Oculus VR scoops up experts in hand tracking and capturing reality
Oculus VR, a virtual reality company owned by Facebook, announced it bought two companies that could help expand one of the most anticipated game systems in recent memory.
Jae C. Hong/AP/File
Strapping on an Oculus virtual reality handset is a cool experience. But the Oculus Rift is currently confined to a video experience. You can't interact with the virtual world without a controller in hand or through head movements. That's all about to change.
Oculus VR, creators of the Oculus Rift headset, bought Nimble VR, which built a hand-tracking system to allow users to interact with virtual worlds. Nimble Sense uses depth sensing cameras to track a user's hands in a virtual reality setting. This could be a big breakthrough that turns Oculus Rift from a cool game experience into something closer to true virtual reality.

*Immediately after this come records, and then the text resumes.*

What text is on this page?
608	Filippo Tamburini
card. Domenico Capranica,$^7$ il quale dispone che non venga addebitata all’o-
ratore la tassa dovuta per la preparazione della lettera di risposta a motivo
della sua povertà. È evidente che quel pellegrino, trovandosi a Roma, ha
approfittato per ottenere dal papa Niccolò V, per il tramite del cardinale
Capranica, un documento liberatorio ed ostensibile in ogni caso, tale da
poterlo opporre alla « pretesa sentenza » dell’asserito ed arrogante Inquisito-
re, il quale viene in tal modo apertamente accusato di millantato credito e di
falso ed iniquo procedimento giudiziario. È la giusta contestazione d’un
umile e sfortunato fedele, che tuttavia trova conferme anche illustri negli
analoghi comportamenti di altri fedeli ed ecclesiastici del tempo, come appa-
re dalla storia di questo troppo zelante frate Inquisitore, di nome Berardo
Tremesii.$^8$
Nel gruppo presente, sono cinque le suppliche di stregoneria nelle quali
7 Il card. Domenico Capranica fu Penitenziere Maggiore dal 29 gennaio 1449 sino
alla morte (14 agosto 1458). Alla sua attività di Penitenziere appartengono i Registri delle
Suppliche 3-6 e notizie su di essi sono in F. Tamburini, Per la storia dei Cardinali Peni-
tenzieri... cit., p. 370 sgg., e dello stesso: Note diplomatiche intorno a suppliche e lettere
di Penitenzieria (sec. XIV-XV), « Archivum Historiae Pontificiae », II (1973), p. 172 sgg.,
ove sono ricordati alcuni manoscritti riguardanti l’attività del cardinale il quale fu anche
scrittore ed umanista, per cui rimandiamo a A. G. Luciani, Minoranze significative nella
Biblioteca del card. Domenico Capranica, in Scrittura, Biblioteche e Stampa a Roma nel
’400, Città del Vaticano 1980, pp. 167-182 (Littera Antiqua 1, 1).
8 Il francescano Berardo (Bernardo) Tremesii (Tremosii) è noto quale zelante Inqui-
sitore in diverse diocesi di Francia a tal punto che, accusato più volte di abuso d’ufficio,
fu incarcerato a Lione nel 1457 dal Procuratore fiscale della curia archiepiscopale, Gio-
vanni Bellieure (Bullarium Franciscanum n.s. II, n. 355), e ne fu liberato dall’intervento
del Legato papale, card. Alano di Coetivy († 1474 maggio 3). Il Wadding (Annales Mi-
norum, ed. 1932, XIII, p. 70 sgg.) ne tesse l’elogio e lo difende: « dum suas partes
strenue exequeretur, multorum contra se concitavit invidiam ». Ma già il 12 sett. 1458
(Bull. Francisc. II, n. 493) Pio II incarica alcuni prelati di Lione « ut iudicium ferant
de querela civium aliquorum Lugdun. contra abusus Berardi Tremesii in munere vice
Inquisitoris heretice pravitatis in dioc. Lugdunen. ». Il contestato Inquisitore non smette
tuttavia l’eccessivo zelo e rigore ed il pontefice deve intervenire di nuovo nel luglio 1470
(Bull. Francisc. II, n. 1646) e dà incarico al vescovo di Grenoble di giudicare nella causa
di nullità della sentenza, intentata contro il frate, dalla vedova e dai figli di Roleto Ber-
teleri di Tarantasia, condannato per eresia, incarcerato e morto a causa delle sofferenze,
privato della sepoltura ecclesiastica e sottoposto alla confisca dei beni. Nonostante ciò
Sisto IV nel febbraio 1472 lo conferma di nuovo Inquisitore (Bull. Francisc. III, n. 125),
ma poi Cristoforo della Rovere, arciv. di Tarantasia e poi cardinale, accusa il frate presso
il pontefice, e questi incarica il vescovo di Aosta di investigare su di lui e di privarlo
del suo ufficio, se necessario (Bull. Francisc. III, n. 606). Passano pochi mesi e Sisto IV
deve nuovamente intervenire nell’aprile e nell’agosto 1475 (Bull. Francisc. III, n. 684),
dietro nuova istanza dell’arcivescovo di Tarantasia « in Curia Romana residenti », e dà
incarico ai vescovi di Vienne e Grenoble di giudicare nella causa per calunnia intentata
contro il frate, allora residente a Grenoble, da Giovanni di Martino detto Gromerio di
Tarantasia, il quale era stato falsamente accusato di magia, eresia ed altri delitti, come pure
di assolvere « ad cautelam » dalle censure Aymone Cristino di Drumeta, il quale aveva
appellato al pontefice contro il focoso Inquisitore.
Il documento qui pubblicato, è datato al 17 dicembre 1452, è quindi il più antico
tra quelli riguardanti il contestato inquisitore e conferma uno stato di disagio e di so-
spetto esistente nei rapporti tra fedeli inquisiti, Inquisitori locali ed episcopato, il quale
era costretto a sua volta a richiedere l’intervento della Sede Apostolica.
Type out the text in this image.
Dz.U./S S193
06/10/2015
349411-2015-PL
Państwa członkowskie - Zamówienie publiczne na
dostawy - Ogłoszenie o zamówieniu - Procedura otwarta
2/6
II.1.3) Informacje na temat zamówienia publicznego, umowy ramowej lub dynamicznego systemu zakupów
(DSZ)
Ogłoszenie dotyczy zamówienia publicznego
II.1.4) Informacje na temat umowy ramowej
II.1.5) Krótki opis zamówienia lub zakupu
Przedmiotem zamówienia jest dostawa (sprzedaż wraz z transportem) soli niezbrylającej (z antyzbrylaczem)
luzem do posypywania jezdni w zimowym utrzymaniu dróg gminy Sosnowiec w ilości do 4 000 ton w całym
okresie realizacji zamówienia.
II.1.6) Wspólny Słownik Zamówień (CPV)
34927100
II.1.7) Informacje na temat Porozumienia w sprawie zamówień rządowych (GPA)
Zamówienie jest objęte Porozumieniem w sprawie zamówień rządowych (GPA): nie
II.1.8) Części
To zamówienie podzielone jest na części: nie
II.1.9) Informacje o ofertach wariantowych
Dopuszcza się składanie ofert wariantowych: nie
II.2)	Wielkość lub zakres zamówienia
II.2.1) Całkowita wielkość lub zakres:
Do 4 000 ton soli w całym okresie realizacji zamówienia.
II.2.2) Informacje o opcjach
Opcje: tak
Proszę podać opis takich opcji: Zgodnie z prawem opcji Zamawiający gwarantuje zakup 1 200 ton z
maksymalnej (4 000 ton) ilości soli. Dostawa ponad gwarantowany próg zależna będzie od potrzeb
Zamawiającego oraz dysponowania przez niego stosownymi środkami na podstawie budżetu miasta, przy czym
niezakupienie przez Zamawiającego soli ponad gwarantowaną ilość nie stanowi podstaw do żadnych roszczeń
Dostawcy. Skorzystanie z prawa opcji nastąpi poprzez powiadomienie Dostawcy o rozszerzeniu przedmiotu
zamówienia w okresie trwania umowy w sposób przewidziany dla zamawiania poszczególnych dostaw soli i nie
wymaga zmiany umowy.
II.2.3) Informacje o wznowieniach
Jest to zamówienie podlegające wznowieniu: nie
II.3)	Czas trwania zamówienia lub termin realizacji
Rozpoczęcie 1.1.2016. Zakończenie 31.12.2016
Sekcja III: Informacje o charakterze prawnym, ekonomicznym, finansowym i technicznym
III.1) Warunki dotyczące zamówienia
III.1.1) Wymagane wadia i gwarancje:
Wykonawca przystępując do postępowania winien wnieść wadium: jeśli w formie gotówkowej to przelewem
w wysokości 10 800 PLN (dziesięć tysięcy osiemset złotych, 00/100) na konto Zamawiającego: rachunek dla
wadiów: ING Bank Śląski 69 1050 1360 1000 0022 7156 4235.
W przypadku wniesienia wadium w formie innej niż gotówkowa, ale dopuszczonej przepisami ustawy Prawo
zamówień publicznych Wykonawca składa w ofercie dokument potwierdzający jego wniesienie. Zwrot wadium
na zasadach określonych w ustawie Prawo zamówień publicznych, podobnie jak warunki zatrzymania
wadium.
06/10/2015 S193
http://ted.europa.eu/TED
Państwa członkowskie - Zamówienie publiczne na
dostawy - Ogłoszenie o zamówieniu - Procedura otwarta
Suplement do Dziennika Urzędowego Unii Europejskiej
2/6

"Oculus Rift brought your eyes and head into VR, we are bringing your hands," says Robert Wang, one of Nimble's co-founders, in a Kickstarter video launched in October. The Kickstarter campaign, which raised more than $135,000 in pledges, was cancelled shortly before Oculus announced the sale. "We believe that bringing your hands into VR, without gloves, markers, or controllers, is part of the ultimate solution for input."
Oculus VR also purchased 13th Lab, a company that is working to create real-time 3-D models of the world. "The ability to acquire accurate 3-D models of the real-world can enable all sorts of new applications and experiences, like visiting a one-to-one 3-D model of the pyramids in Egypt or the Roman Colosseum in VR," Oculus VR stated in a blog post.
Oculus VR was founded by Palmer Luckey, a engineering prodigy who built his first virtual reality headset in high school. In 2012, and only 19-years-old, Mr. Luckey raised $2.4 million on Kickstarter to fund development of his VR headset. In March, Facebook bought the company for $2 billion. Oculus Rift headsets are expected to be released sometime in 2015.
The biggest use of the technology is expected to be gaming, which is why the purchase of Nimble is so important. It allows users to interact with the virtual world with their hands and not a controller. A number of companies are already working to create games for the virtual system. Game maker Frontier Developments is working to develop an Oculus Rift version of the space adventure game, Elite: Dangerous.
"Our galaxy is filled with incredible sights,” Eddie Symons, a producer on the game told The Guardian. “Seeing these things recreated in an immersive virtual reality experience is the closest any of us will ever come to experiencing those real wonders."
The acquisition of Nimble and 13th Lab could add the last puzzle pieces to turn Oculus Rift from a virtual reality screen to a full virtual reality experience.